Key points about the acceleration vector include:

• The horizontal component is zero, indicating no change in the bird's horizontal velocity.
• The vertical component is \(-2.4 \text{ m/s}^2\), indicating a constant downward acceleration.

This downward acceleration affects how quickly the bird’s vertical velocity increases in the downward direction, offering insights into the impact of gravitational-like forces on its flight.

Parametric Equations

Parametric equations are a powerful tool in kinematics, allowing us to express an object's position in terms of a third parameter, usually time. In the bird's scenario, the parametric equations \( x(t) = 2.4t \) and \( y(t) = 3 - 1.2t^2 \) describe its motion in the plane.

Analyzing these equations, we can deduce:

• The parameter \( t \) represents time and provides a dynamic view of the bird's path.
• The function \( x(t) \) implies steady linear motion parallel to the x-axis.
• The function \( y(t) = 3 - 1.2t^2 \) suggests a quadratic change, indicating the path has a parabolic curve.

Using parametric equations offers a comprehensive view of the bird's movement, illustrating both the linear and quadratic influences on its path.

Path of Motion

The path of motion in kinematics describes the route or trajectory that an object follows as it moves through space. For the bird, analyzing its path has been made simpler due to its parametric equations \( x(t) = 2.4t \) and \( y(t) = 3 - 1.2t^2 \). This path can be visualized as a downward arc or curve.

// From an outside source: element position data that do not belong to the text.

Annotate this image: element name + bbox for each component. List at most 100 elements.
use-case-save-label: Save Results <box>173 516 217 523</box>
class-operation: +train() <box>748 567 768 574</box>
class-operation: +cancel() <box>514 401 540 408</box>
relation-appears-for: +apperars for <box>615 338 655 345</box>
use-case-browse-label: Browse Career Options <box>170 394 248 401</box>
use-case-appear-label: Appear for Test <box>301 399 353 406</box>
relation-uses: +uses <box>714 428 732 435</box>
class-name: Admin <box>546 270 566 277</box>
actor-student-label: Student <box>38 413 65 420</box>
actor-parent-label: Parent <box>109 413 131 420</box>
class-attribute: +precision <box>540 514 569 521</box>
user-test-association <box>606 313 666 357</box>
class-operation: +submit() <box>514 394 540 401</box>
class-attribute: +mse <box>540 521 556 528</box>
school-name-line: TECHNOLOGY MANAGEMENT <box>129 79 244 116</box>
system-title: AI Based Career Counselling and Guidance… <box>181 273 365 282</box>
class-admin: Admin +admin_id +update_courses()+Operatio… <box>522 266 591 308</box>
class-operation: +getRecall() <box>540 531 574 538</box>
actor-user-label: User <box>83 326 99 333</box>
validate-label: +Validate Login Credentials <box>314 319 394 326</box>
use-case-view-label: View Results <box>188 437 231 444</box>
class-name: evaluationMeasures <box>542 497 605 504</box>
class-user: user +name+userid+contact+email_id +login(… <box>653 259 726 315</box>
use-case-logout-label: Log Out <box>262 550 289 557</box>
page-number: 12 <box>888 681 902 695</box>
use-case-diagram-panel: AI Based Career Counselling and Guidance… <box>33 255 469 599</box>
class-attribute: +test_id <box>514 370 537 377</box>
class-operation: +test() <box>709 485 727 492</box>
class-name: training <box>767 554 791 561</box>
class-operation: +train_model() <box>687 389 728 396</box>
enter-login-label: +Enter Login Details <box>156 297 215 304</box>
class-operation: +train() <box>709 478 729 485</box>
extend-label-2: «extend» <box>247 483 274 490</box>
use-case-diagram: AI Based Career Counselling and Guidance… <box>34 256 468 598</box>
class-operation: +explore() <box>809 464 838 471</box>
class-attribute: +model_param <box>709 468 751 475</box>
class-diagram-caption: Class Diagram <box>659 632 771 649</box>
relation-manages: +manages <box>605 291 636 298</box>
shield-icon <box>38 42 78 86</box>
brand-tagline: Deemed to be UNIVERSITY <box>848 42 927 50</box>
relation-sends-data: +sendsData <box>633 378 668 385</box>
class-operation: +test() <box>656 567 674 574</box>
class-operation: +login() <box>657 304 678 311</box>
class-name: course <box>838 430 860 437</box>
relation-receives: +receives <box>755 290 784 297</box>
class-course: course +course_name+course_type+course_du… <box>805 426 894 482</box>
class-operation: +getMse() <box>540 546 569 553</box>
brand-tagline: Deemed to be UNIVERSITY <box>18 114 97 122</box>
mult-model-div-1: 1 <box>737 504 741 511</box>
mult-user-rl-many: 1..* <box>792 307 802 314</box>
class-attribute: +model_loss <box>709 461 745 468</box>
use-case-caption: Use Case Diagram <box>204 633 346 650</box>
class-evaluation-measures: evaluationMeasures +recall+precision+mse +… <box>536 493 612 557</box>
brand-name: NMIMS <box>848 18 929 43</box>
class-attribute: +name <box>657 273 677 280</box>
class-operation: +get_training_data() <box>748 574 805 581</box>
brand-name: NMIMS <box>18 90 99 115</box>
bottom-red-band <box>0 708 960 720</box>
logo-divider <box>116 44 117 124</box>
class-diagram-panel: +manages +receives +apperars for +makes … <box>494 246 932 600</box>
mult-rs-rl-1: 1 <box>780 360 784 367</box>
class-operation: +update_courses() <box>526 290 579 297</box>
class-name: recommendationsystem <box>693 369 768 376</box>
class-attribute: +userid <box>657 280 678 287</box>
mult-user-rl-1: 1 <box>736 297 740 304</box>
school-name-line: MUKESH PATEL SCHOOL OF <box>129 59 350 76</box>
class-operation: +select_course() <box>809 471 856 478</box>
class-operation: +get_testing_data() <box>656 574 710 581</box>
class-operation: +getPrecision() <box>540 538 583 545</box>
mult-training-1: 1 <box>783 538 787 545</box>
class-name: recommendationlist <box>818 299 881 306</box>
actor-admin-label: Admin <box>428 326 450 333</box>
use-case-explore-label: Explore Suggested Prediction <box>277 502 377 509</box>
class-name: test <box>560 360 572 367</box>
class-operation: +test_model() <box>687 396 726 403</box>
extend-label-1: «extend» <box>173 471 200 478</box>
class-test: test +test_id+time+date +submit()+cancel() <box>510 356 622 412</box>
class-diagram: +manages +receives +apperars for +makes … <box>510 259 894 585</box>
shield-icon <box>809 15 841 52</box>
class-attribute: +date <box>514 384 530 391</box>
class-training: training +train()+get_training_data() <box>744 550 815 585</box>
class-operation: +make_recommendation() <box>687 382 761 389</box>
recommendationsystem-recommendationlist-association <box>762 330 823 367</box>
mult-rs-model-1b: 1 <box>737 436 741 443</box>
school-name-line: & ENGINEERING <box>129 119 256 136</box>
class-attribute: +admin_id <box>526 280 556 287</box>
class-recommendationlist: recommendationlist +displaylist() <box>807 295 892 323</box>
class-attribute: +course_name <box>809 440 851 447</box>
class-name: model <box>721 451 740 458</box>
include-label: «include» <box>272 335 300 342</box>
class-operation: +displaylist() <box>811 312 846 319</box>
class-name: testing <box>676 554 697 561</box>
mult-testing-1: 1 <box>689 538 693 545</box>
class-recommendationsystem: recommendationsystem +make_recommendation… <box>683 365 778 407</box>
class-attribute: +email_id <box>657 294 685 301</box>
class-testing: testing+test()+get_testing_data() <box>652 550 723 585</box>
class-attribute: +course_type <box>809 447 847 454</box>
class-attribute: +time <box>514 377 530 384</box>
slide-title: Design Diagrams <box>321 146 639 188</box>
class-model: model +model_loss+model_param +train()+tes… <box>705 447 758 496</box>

To characterize this path:

• The points calculated at different time intervals, such as \( t=0 \) and \( t=2 \), give specific locations: (0, 3) and (4.8, 0.4), respectively.
• The trajectory connects these points, reflecting the constant horizontal shift and altering vertical descent.
• By graphing or sketching, you can see the bird starts at a height and subsequently descends in a curved path.

Understanding the path of motion helps predict future positions and analyze changes in velocity or acceleration over time, providing a holistic view of movement dynamics.